How did separation of code and data become a practice

design-patterns

Please read the question carefully: it asks how, not why.

I recently came across this answer, which suggests using a database to store immutable data:

It sounds like many of the magic numbers you describe – particularly if they are part dependent – are really data, not code. […] It may mean an SQL type database, or it may simply mean a formatted text file.

It would seem to me that if you have data that is part of what your program does, then the thing to do is to put it in the program. For example, if your program's function is to count vowels, what's wrong with having vowels = "aeiou" in it? After all, most languages have data structures designed for precisely this use. Why would you bother to separate data by putting it in a "formatted text file", as suggested above? Why not just make that text file formatted in your programming language of choice? Now is it a database? Or is it code?
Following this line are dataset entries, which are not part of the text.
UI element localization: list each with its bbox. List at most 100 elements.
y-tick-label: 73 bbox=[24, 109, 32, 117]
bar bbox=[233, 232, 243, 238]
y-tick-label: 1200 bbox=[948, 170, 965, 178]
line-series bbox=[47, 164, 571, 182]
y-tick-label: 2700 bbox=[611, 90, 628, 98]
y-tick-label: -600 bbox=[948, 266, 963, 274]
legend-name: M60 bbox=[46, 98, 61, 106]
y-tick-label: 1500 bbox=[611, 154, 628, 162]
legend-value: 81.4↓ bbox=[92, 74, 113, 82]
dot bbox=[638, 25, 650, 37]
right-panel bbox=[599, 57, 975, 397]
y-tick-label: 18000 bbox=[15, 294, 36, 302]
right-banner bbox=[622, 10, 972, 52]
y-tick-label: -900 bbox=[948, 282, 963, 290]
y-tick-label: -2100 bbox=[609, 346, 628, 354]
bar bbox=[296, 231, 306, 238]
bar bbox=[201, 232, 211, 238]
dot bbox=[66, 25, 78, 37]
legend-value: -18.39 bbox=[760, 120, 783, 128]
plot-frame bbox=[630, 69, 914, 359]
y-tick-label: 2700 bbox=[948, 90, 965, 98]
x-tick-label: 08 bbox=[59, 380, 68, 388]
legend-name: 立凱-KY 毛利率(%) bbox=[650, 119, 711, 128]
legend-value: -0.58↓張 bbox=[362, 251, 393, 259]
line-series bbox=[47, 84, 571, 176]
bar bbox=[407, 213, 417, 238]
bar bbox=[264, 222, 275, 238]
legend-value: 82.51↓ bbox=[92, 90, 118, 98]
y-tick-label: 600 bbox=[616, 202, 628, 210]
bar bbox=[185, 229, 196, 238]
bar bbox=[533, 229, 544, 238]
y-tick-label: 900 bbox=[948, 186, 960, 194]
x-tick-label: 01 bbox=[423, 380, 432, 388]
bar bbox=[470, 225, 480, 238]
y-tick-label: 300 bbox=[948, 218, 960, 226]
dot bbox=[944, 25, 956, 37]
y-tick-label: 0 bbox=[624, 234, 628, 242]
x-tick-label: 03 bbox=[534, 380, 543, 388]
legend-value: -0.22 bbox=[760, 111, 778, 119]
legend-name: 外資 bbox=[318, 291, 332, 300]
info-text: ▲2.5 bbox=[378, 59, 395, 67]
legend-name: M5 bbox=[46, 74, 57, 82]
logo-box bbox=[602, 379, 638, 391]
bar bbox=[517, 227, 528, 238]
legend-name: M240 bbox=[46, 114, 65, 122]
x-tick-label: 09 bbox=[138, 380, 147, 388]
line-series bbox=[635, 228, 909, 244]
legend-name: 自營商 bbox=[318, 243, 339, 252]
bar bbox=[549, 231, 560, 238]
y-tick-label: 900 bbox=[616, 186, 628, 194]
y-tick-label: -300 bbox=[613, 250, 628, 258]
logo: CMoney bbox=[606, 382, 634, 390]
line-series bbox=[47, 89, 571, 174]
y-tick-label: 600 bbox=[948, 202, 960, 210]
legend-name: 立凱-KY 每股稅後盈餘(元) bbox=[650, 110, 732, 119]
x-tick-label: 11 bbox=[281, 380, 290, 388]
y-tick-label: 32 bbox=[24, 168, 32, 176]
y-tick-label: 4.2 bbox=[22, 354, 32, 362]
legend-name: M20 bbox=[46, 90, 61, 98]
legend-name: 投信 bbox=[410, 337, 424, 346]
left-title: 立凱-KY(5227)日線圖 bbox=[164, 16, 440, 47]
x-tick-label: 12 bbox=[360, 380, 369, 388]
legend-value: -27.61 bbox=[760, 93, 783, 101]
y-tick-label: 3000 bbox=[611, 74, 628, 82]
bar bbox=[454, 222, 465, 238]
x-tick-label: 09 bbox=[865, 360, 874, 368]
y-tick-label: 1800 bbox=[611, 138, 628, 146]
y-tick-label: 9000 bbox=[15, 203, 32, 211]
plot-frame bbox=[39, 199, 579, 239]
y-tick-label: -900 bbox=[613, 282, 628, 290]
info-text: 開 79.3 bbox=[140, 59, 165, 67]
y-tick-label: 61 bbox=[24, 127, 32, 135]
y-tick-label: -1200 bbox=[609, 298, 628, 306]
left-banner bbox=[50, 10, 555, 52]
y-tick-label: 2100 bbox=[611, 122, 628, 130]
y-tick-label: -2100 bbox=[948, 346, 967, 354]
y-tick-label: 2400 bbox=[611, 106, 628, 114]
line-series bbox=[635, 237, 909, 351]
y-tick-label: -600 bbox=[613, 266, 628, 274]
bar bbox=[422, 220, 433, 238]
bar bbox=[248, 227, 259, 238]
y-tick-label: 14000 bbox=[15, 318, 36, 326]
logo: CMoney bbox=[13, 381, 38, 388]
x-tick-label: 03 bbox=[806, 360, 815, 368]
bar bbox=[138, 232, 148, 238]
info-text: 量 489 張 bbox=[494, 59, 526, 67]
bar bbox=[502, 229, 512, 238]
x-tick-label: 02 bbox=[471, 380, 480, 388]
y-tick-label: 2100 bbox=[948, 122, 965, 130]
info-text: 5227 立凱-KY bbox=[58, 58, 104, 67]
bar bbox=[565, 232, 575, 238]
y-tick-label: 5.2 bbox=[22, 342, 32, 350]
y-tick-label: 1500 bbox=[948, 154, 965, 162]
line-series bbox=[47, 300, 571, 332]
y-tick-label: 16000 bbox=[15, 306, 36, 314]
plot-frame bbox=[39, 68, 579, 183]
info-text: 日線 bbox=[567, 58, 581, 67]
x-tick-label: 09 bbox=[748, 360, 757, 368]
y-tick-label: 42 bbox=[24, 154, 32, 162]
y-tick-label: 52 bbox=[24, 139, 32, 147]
I'm sure some will think this is a dumb question, but I ask it in all seriousness. I feel like "separate code and data" is emerging culturally as some sort of self-evident truth, along with other obvious things like "don't give your variables misleading names" and "don't avoid using whitespace just because your language considers it insignificant".

Take for example, this article: The Problem with Separating Data from Puppet Code. The Problem? What problem? If Puppet is a language for describing my infrastructure, why can't it also describe that the nameserver is 8.8.8.8? It seems to me that the problem isn't that code and data are mingled,1 but that Puppet lacks sufficiently rich data structures and ways to interface to other things.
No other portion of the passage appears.